Mateus Honrado said...

Nope, their third biggest mistake wasn't Crisis on Infinite Earths, but in fact Identity Crisis.

Of course, COIE caused problems but it's not one of their biggest mistake since it was responsible for the start of the Modern Age of Comic Books and if it weren't for that, then the Bronze Age would've continued.

Anonymous said...

The true Bronze Age was the first ten years _after_ COIE. And "Identity Crisis" was their 4th biggest mistake.

Cary Comic said...

@Anonymous: LOL! Now, who's being a stubborn idiot?

Mateus Honrado said...

No, the Bronze Age happened from 1970 to 1986.

I repeat what I said: Crisis on Infinite Earths was from being one of DC's biggest mistakes. You're only saying that because you hate it.

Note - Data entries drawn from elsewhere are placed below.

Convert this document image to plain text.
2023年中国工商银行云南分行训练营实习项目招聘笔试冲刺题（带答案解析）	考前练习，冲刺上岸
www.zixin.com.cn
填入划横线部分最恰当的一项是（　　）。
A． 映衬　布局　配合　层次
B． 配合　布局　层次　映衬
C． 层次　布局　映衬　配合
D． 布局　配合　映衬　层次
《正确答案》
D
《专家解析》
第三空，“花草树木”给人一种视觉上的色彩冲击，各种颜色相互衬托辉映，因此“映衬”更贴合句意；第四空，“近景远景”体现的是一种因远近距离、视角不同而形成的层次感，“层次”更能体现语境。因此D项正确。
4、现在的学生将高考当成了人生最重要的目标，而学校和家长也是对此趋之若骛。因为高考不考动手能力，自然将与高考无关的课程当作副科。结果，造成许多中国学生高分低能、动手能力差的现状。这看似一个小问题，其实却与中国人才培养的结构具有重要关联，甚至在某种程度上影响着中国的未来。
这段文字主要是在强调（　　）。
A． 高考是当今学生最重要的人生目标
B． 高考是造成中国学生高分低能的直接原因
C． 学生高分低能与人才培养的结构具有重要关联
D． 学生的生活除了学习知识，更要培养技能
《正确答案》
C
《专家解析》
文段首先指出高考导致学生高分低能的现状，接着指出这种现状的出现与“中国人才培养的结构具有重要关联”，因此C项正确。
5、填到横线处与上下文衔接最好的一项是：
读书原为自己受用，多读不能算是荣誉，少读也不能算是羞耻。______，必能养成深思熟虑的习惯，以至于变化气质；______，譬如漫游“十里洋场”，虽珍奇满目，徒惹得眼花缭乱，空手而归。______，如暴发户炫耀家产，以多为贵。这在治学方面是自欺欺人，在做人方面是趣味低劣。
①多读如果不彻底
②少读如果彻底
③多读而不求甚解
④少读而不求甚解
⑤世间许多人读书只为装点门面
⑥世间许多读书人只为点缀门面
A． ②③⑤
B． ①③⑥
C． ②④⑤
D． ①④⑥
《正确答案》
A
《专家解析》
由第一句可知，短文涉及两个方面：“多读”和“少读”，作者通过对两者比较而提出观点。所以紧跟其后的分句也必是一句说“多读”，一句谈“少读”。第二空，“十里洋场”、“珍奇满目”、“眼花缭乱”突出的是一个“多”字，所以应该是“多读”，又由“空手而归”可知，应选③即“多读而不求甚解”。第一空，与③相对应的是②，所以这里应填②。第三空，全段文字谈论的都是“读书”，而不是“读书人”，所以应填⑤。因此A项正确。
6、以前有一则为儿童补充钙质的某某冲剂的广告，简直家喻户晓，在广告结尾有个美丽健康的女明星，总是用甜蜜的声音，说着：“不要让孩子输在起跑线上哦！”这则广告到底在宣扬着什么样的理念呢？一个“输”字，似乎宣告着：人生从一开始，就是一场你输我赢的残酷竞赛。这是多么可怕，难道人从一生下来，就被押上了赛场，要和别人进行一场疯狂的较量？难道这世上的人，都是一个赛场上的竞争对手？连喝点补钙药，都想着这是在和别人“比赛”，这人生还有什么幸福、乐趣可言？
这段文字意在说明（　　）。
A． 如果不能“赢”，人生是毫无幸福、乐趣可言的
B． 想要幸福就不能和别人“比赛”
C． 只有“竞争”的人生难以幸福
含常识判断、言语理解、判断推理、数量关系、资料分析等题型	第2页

It's one of the well-known stories that kickstarted the Modern Age of Comics. Sure it had problems, but it's far from being one of DC's biggest mistakes.

Mateus Honrado said...

He is. He's just stating COIE was one of DC's biggest mistakes as in it completely ruined DC forever, when it didn't. Of course it caused continuity problems but at least it didn't cause a huge ruckus like the New 52 did.

Sonofjack Well said...
This comment has been removed by the author.
Sonofjack Well said...

You know... It's not often that I'm the voice of reason, but arguing about which of DC's "mistakes" was the biggest is kind of pointless. There is no definitive correct answer. Ultimately it all comes down to individual tastes.

Besides, everyone knows that DC's biggest mistake was cancelling Sugar and Spike....

My main point about Oracle earlier is that even though I agree that paralyzing Barbara Gordon in the first place was very shortsighted on the part of DC, Kim Yale and John Ostrander took that unpleasant fact and used it to make Barbara (in my opinion) a better character. To me that is an example of superior storytelling and infinitely better than an endless series of reboots.

I'd much rather see creators write their way out of a problem than to have them simply blow everything up and start over. Others may disagree.

On a personal note, it was stupid of me to suggest that another writer shouldn't feel free to address me in their comments.

And finally, to Simreeve, I bought Adventure Comics #495 today, and you are right, it IS a fun comic. Frankly, I wish they wrote more comics like that today.

Simreeve said...

Sonofjack Well said...
"And finally, to Simreeve, I bought Adventure Comics #495 today, and you are right, it IS a fun comic. Frankly, I wish they wrote more comics like that today."

I took another look last night and I'd got the number mixed up: I was actually talking about #453. Oops!
Glad to read that you enjoyed the one you got, though...

Sonofjack Well said...

It' the same comic, Simreeve. I noticed this morning that we both wrote the wrong number. When I wrote my comment I wrote the number based on your earlier comment.

Mateus Honrado said...

*far from being one of DC's biggest mistakes.

Anonymous said...

The true Bronze Age was post-1986.

And COIE was indisputably DC's Numero Uno mistake.